In this research, we developed a computational framework that utilized a rule-based approach to explore and explain the biological related mechanisms of potential DDIs. This present work focuses strongly on leveraging multiple large-scale biomedical resources to provide support for assessing the mechanisms of interaction at work in DDIs so as to identify potential DDIs. Further, we tested the framework by examining the putative DDI between irinotecan (an antineoplastic chemotherapy agent) and levofloxacin (a quinolone antibiotic); the mechanisms so identified suggest directions for confirming the clinical significance of this predicted DDI.

Upon validation, our framework has the potential to add significant value to current practices surrounding DDIs. First, requirements to identify potential DDIs have been established by food and drug administrations in several countries and are mandatory for new drug approval [6, 54]. Such requirements might increase the cost of drug research and delay approval. Second, the limited knowledge available to clinicians regarding existing and unknown DDIs affects clinical decisions, especially when alternative agents are not available. The mechanism-centered approach employed in this framework allows for consideration of not only a DDI's possible occurrence but also its clinical relevance.

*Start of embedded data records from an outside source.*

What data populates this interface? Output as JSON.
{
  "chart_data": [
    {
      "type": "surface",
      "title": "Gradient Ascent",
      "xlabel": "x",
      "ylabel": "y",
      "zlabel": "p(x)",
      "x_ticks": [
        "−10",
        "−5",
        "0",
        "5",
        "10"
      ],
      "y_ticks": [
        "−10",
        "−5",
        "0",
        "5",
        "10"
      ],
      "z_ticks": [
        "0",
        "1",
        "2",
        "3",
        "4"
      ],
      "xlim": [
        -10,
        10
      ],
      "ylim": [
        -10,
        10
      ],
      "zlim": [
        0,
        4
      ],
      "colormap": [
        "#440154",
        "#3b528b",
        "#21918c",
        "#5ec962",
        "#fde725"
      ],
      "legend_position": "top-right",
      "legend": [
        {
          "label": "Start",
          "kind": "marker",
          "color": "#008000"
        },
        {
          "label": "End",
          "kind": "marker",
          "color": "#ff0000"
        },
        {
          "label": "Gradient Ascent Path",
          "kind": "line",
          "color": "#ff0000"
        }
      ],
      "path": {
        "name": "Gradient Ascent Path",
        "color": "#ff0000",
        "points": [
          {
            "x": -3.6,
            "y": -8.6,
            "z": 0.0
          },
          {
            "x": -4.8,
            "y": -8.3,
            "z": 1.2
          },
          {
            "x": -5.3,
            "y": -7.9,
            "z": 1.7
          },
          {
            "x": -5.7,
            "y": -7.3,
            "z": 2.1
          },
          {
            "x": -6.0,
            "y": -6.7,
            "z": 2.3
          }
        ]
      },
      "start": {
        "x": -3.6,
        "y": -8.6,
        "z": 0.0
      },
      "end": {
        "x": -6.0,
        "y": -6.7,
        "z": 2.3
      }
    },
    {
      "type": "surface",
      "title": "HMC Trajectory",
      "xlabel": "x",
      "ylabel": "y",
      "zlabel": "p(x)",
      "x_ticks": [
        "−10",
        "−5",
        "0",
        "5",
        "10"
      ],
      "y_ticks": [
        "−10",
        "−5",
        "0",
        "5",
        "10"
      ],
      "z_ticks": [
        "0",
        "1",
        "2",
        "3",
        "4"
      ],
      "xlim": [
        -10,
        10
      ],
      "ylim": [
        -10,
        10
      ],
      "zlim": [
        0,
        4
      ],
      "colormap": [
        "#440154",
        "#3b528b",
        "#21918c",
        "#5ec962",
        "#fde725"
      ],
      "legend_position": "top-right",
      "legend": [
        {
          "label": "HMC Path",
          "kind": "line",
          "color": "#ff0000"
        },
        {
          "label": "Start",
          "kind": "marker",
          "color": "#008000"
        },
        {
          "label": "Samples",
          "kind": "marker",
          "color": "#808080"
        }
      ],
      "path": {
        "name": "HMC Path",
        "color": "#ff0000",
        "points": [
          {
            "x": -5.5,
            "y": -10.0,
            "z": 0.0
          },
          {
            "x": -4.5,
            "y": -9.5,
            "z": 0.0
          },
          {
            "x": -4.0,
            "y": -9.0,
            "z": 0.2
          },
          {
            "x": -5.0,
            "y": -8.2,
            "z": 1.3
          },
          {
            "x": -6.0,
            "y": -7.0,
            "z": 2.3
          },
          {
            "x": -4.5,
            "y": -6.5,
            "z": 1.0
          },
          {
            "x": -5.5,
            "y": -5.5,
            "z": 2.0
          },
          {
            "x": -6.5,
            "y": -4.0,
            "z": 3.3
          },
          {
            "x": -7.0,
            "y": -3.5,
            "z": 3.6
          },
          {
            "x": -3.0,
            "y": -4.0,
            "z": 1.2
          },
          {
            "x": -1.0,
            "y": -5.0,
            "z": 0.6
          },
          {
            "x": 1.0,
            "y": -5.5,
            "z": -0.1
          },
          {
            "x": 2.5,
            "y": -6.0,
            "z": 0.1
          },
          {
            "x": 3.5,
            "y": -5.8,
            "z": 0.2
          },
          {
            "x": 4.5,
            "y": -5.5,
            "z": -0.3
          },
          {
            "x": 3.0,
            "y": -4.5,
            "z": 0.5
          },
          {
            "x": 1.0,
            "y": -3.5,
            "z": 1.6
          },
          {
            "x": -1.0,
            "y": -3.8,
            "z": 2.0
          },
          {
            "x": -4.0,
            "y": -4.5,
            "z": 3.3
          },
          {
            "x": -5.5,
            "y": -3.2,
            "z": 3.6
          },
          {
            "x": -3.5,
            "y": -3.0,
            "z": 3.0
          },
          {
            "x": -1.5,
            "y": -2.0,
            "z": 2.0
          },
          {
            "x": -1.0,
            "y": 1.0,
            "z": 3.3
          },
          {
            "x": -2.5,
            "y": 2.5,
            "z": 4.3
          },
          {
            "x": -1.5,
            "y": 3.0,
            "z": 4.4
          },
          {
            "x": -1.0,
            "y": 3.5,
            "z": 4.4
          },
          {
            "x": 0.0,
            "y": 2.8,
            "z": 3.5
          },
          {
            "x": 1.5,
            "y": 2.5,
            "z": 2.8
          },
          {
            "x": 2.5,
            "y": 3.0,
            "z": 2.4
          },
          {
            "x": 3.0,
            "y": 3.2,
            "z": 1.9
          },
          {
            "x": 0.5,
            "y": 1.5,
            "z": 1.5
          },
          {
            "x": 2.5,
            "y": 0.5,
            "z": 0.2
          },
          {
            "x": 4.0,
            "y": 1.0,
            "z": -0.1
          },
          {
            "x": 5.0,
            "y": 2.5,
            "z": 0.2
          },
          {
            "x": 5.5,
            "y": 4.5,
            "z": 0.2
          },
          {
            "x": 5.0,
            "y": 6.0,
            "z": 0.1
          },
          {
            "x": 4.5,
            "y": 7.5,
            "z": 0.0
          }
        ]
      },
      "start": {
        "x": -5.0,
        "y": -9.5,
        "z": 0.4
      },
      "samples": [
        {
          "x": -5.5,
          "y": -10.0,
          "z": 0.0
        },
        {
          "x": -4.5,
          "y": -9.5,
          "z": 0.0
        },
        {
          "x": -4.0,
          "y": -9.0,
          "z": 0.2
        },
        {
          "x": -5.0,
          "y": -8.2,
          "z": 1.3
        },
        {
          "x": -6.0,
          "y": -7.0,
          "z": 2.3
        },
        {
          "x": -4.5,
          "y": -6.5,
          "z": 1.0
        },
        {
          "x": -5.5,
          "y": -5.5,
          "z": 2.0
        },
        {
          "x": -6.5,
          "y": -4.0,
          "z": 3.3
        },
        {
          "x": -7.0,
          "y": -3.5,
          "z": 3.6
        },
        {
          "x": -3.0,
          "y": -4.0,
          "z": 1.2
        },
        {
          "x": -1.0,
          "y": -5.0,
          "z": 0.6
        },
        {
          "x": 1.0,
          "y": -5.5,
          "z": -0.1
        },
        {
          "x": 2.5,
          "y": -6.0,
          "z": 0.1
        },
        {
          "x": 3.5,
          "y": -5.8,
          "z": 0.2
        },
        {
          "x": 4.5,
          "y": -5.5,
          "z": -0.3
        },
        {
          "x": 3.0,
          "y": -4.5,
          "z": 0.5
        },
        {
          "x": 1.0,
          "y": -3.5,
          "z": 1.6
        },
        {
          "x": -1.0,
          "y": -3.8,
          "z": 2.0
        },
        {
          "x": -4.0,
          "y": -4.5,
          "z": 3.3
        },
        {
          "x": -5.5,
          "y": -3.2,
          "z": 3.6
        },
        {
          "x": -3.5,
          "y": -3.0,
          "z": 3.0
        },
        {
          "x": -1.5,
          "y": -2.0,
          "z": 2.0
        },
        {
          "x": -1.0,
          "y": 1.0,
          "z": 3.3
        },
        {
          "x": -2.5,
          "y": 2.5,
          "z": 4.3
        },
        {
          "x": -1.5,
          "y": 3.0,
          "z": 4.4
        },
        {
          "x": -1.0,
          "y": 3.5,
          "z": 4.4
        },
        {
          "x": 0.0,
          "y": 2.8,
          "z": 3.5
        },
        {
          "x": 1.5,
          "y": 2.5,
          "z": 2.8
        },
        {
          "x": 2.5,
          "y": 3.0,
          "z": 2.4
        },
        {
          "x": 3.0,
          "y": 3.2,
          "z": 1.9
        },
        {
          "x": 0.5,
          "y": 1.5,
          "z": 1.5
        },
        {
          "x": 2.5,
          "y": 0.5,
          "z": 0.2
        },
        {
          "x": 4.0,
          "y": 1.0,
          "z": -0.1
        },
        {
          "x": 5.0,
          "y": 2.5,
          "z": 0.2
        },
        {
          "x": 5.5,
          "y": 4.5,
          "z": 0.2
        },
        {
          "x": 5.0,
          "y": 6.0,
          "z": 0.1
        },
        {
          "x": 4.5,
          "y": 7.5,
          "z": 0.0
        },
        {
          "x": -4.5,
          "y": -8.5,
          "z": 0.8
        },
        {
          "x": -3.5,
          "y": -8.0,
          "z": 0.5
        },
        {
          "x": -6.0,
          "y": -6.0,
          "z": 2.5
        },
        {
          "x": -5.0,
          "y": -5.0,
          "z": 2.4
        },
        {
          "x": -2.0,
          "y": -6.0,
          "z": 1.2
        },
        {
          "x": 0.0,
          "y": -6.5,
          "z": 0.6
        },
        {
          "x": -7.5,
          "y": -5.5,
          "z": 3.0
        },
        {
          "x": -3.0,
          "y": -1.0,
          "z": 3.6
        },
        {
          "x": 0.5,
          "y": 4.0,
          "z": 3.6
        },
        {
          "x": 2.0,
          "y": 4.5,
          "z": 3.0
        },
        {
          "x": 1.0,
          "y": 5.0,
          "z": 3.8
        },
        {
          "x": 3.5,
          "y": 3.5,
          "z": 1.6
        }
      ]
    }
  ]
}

In having developed this framework, it has become clear that the state-of-the-art has mainly focused on a relatively limited scope of features and reasoning and has incorporated a relatively small number of knowledge resources. In existing knowledge of drug mechanisms, biomedical features are among those considered as possible causes; accordingly, if for a pair of drugs known to produce a DDI there is suspicion that a particular set of biomedical features is the cause of that DDI, then it seems reasonable to extend this concern to a hypothetical other pair of drugs sharing the same biomedical feature pattern. Our current framework uses a simplistic form of combined similarity computation that could be greatly expanded on or even replaced in further works. The present implementation considers each biomedical feature pattern to be equally important and therefore implies that the more of these patterns that are satisfied, the more likely there is a need to be concerned about a DDI. It is important to consider how “similar” two pairs need to be to raise an alarm for potential DDI. Under the current framework, the similarity does not need to be very great, and yet the number of false alarms raised seems to be reasonably low. We believe that the basic premise is sound, but enhancement/replacement of the similarity determination with more comprehensive computational methods could yield promising results; we have several thoughts in that direction. Nonetheless, this work fulfills its purpose, which is to provide a new direction as a means of differentiation from prevailing approaches and thereby invite greater attention to be given to the process of evaluation as opposed to the production and expansion of resources for use in evaluation [55].

6. Conclusion

This work introduces a rule-based framework that has utility for exploring and explaining possible DDIs, as demonstrated by our case study of the commonly coadministered chemotherapy agent irinotecan and antibiotic levofloxacin. It represents an initial step toward developing an efficient system that can be utilized by researchers and clinicians to reduce requirements for drug approval, particularly concerning DDI studies, and hence accelerate a drug's approval. In addition, such a framework would provide support that aids clinicians in making clinical decisions, especially for new drugs with limited evidence.